The FCA’s figures reveal that of the 178,990 people who accessed their pension fund between July and September last year, 120,969 people withdrew the full amount. Of those, only 13 per cent of people used the money to purchase an annuity.

What does this mean?

The findings have raised concerns that the pension freedoms put in place could be encouraging unsustainable financial behaviour from retirees. Pensions are designed to provide a long term income but with retirees taking out chunks of their pension fund early, it’s possible they could use it up too soon – meaning they’re left with only their State Pension (which will be £155 a week from April onwards) to sustain them. It’s important to note though that the figures don’t show whether any of those taking out their pension fund early had any other form of pension savings in place.

Not only that, but the figures raised concerns about the number of people not taking financial advice, or using the Government’s Pension Wise service. This is because the FCA’s data revealed that just 17 per cent of people cashing in their pensions took advantage of Pensions Wise, suggesting that some may not have fully understood the information given out to them.

Your options

With the arrival of Pension Freedoms, there’s now a lot to weigh up when it comes to working out which option best suits you and your pension when it finally comes to your retirement. To help you understand what your options are, we’re going to walk you through a few of them:

Leave your pension pot

If you can afford to, there’s nothing to say that you can’t delay taking your pension if you have enough to live on. By doing this your pot will continue to grow tax-free until you need it, giving you potentially more income when you eventually do start to access it. Just make sure that you check with your pension scheme or provider beforehand to see whether you’ll incur any charges for changing your retirement date and what the process for doing this will be.

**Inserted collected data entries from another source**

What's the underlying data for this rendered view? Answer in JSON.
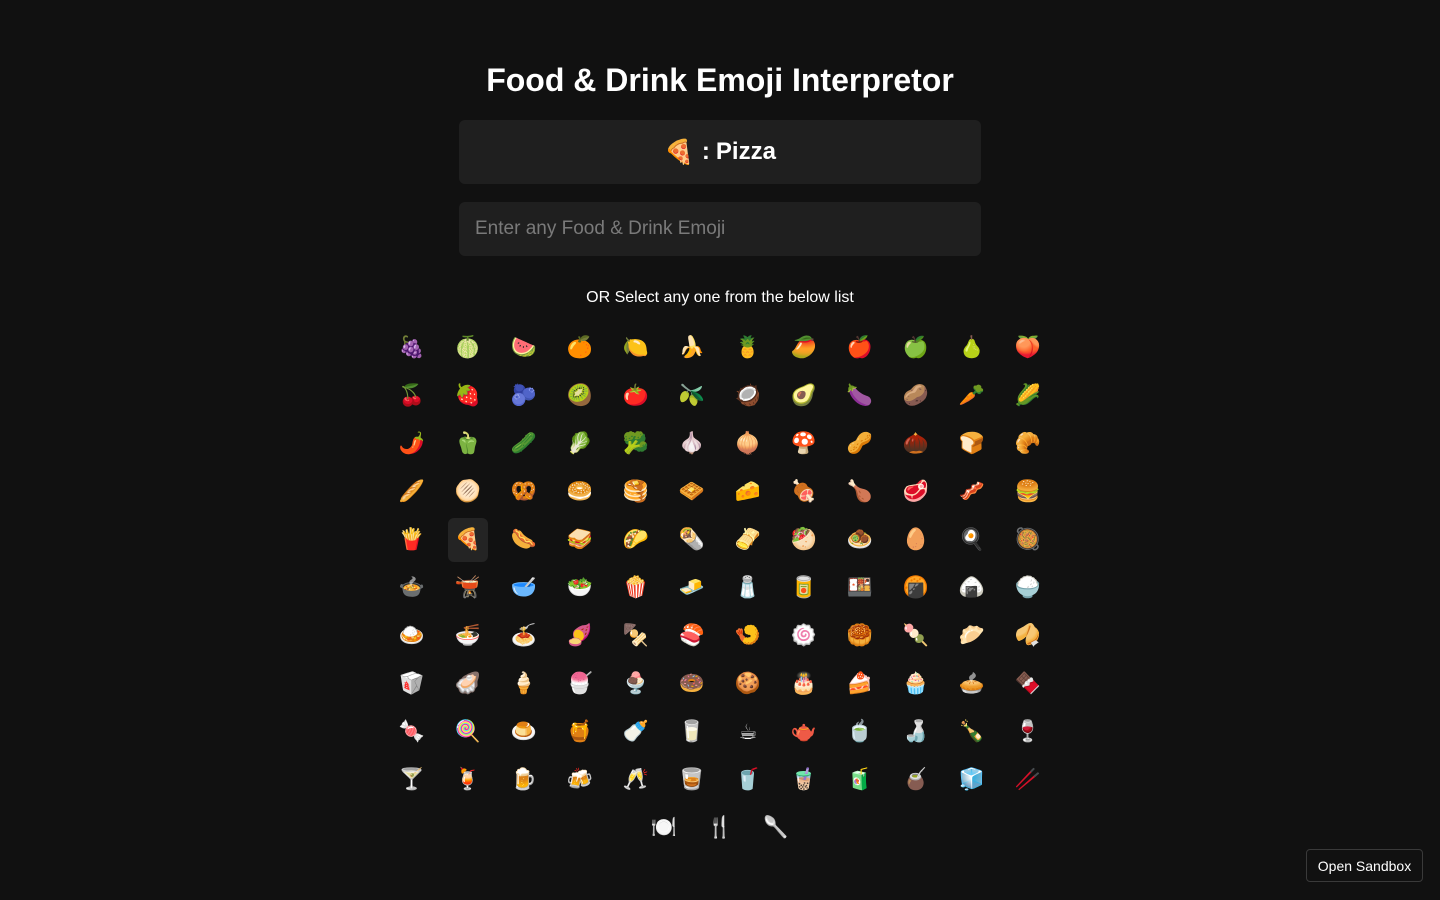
{
  "header": {
    "title": "Food & Drink Emoji Interpretor"
  },
  "result": {
    "emoji": "🍕",
    "separator": ":",
    "meaning": "Pizza"
  },
  "input": {
    "placeholder": "Enter any Food & Drink Emoji",
    "value": ""
  },
  "subtitle": "OR Select any one from the below list",
  "selected_emoji": "🍕",
  "emojis": [
    "🍇",
    "🍈",
    "🍉",
    "🍊",
    "🍋",
    "🍌",
    "🍍",
    "🥭",
    "🍎",
    "🍏",
    "🍐",
    "🍑",
    "🍒",
    "🍓",
    "🫐",
    "🥝",
    "🍅",
    "🫒",
    "🥥",
    "🥑",
    "🍆",
    "🥔",
    "🥕",
    "🌽",
    "🌶️",
    "🫑",
    "🥒",
    "🥬",
    "🥦",
    "🧄",
    "🧅",
    "🍄",
    "🥜",
    "🌰",
    "🍞",
    "🥐",
    "🥖",
    "🫓",
    "🥨",
    "🥯",
    "🥞",
    "🧇",
    "🧀",
    "🍖",
    "🍗",
    "🥩",
    "🥓",
    "🍔",
    "🍟",
    "🍕",
    "🌭",
    "🥪",
    "🌮",
    "🌯",
    "🫔",
    "🥙",
    "🧆",
    "🥚",
    "🍳",
    "🥘",
    "🍲",
    "🫕",
    "🥣",
    "🥗",
    "🍿",
    "🧈",
    "🧂",
    "🥫",
    "🍱",
    "🍘",
    "🍙",
    "🍚",
    "🍛",
    "🍜",
    "🍝",
    "🍠",
    "🍢",
    "🍣",
    "🍤",
    "🍥",
    "🥮",
    "🍡",
    "🥟",
    "🥠",
    "🥡",
    "🦪",
    "🍦",
    "🍧",
    "🍨",
    "🍩",
    "🍪",
    "🎂",
    "🍰",
    "🧁",
    "🥧",
    "🍫",
    "🍬",
    "🍭",
    "🍮",
    "🍯",
    "🍼",
    "🥛",
    "☕",
    "🫖",
    "🍵",
    "🍶",
    "🍾",
    "🍷",
    "🍸",
    "🍹",
    "🍺",
    "🍻",
    "🥂",
    "🥃",
    "🥤",
    "🧋",
    "🧃",
    "🧉",
    "🧊",
    "🥢",
    "🍽️",
    "🍴",
    "🥄"
  ],
  "footer": {
    "sandbox_label": "Open Sandbox"
  }
}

Under the new pension rules, you won’t pay tax on the first 25% of money that you withdraw from your pot. If you want to, you could convert the rest of your pot into an annuity. This is a financial product that turns your pension contributions into a regular income once you retire. How much you’ll receive will depend on the rate the annuity provider offers and you will pay income tax on your annuity income.

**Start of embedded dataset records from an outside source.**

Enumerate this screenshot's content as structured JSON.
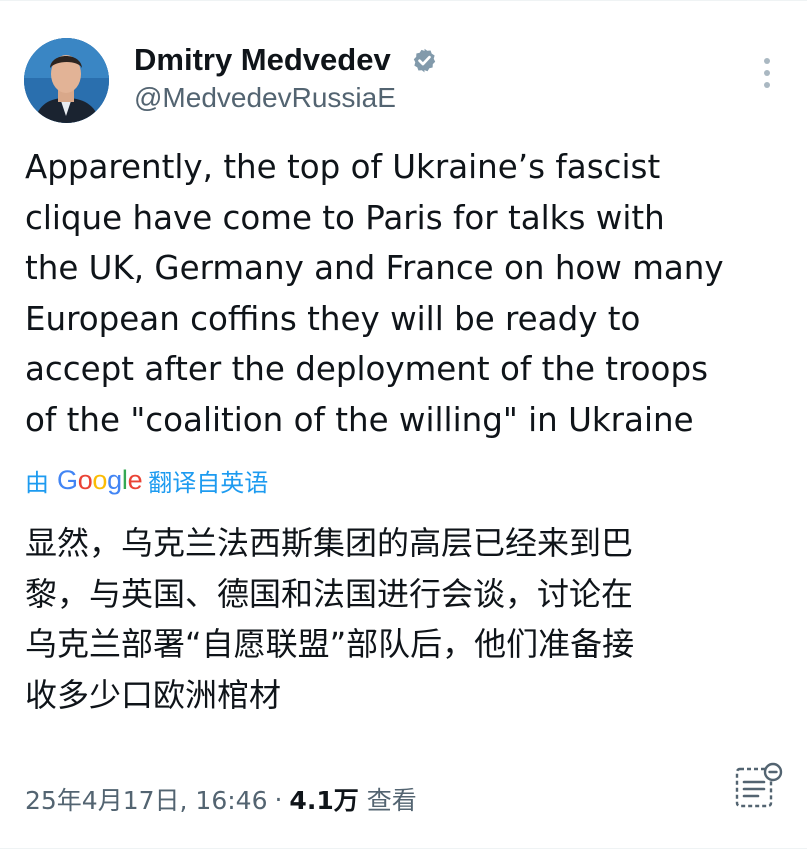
{
  "author": {
    "name": "Dmitry Medvedev",
    "handle": "@MedvedevRussiaE",
    "verified": true,
    "avatar": "avatar-photo"
  },
  "tweet": {
    "text": "Apparently, the top of Ukraine’s fascist\nclique have come to Paris for talks with\nthe UK, Germany and France on how many\nEuropean coffins they will be ready to\naccept after the deployment of the troops\nof the \"coalition of the willing\" in Ukraine"
  },
  "translation": {
    "prefix": "由",
    "provider": "Google",
    "suffix": "翻译自英语",
    "text": "显然，乌克兰法西斯集团的高层已经来到巴\n黎，与英国、德国和法国进行会谈，讨论在\n乌克兰部署“自愿联盟”部队后，他们准备接\n收多少口欧洲棺材"
  },
  "meta": {
    "timestamp": "25年4月17日, 16:46",
    "separator": "·",
    "views_count": "4.1万",
    "views_label": "查看"
  },
  "icons": {
    "verified": "verified-badge-icon",
    "more": "more-options-icon",
    "analytics": "post-analytics-icon"
  },
  "colors": {
    "link": "#1d9bf0",
    "text": "#0f1419",
    "secondary": "#536471",
    "border": "#eff3f4"
  }
}
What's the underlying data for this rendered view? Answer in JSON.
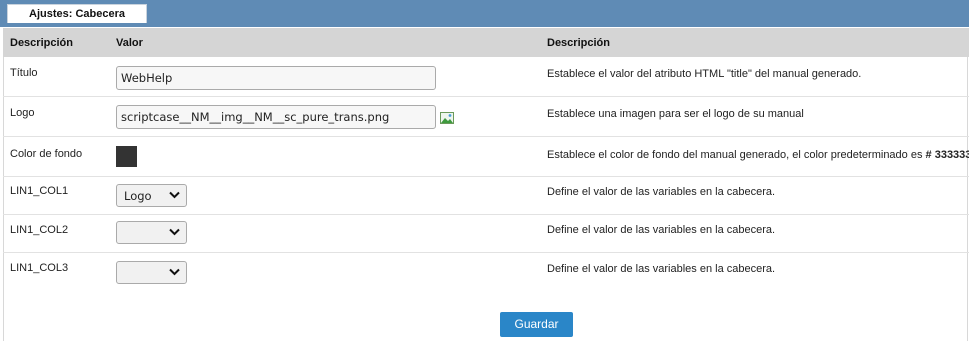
{
  "tab": {
    "label": "Ajustes: Cabecera"
  },
  "header": {
    "col1": "Descripción",
    "col2": "Valor",
    "col3": "Descripción"
  },
  "rows": [
    {
      "label": "Título",
      "value": "WebHelp",
      "desc": "Establece el valor del atributo HTML \"title\" del manual generado."
    },
    {
      "label": "Logo",
      "value": "scriptcase__NM__img__NM__sc_pure_trans.png",
      "icon": "image-icon",
      "desc": "Establece una imagen para ser el logo de su manual"
    },
    {
      "label": "Color de fondo",
      "color": "#333333",
      "desc_prefix": "Establece el color de fondo del manual generado, el color predeterminado es ",
      "desc_bold": "# 333333"
    },
    {
      "label": "LIN1_COL1",
      "selected": "Logo",
      "desc": "Define el valor de las variables en la cabecera."
    },
    {
      "label": "LIN1_COL2",
      "selected": "",
      "desc": "Define el valor de las variables en la cabecera."
    },
    {
      "label": "LIN1_COL3",
      "selected": "",
      "desc": "Define el valor de las variables en la cabecera."
    }
  ],
  "save_button": {
    "label": "Guardar"
  },
  "colors": {
    "tabbar": "#5f8bb5",
    "header_bg": "#d5d5d5",
    "button": "#2a86c8"
  }
}
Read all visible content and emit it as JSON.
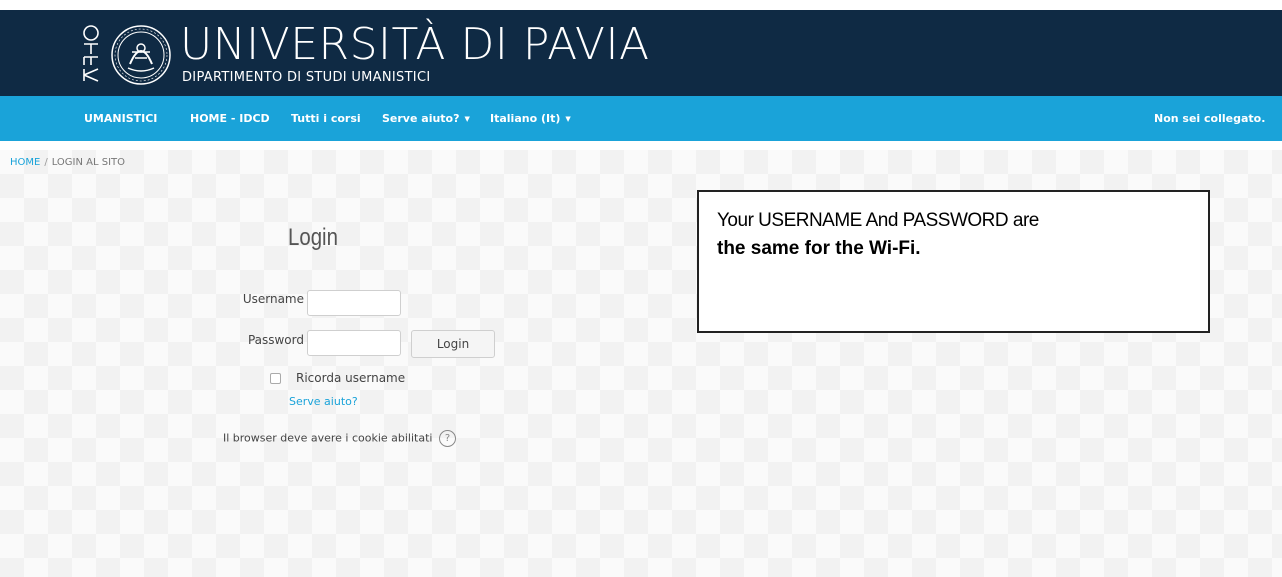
{
  "header": {
    "kiro_logo_text": "KIRO",
    "title": "UNIVERSITÀ DI PAVIA",
    "subtitle": "DIPARTIMENTO DI STUDI UMANISTICI"
  },
  "nav": {
    "items": [
      {
        "label": "UMANISTICI"
      },
      {
        "label": "HOME - IDCD"
      },
      {
        "label": "Tutti i corsi"
      },
      {
        "label": "Serve aiuto?"
      },
      {
        "label": "Italiano (It)"
      }
    ],
    "user_status": "Non sei collegato."
  },
  "breadcrumb": {
    "home": "HOME",
    "separator": "/",
    "current": "LOGIN AL SITO"
  },
  "login": {
    "title": "Login",
    "username_label": "Username",
    "username_value": "",
    "password_label": "Password",
    "password_value": "",
    "button_label": "Login",
    "remember_label": "Ricorda username",
    "remember_checked": false,
    "help_link": "Serve aiuto?",
    "cookie_notice": "Il browser deve avere i cookie abilitati",
    "help_icon": "?"
  },
  "note": {
    "line1": "Your USERNAME And PASSWORD are",
    "line2": "the same for the Wi-Fi."
  },
  "colors": {
    "header_bg": "#0f2a44",
    "navbar_bg": "#1aa3d9",
    "link": "#1aa3d9"
  }
}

To cover just yourself, you could look into a single life annuity or if you have a partner, a joint-life annuity will pay your income after you die to your partner or spouse.

Take out small cash sums

If you’d rather not take your whole pension fund out as cash, you can take small cash sums when you need to and leave the rest to grow tax-free. As we’ve said, for each cash withdrawal that you make the first 25% is tax-free and the rest counts as being taxable income. Bear in mind though, that you may be charged each time you make a withdrawal and there may be restrictions on how many withdrawals you can make in a year.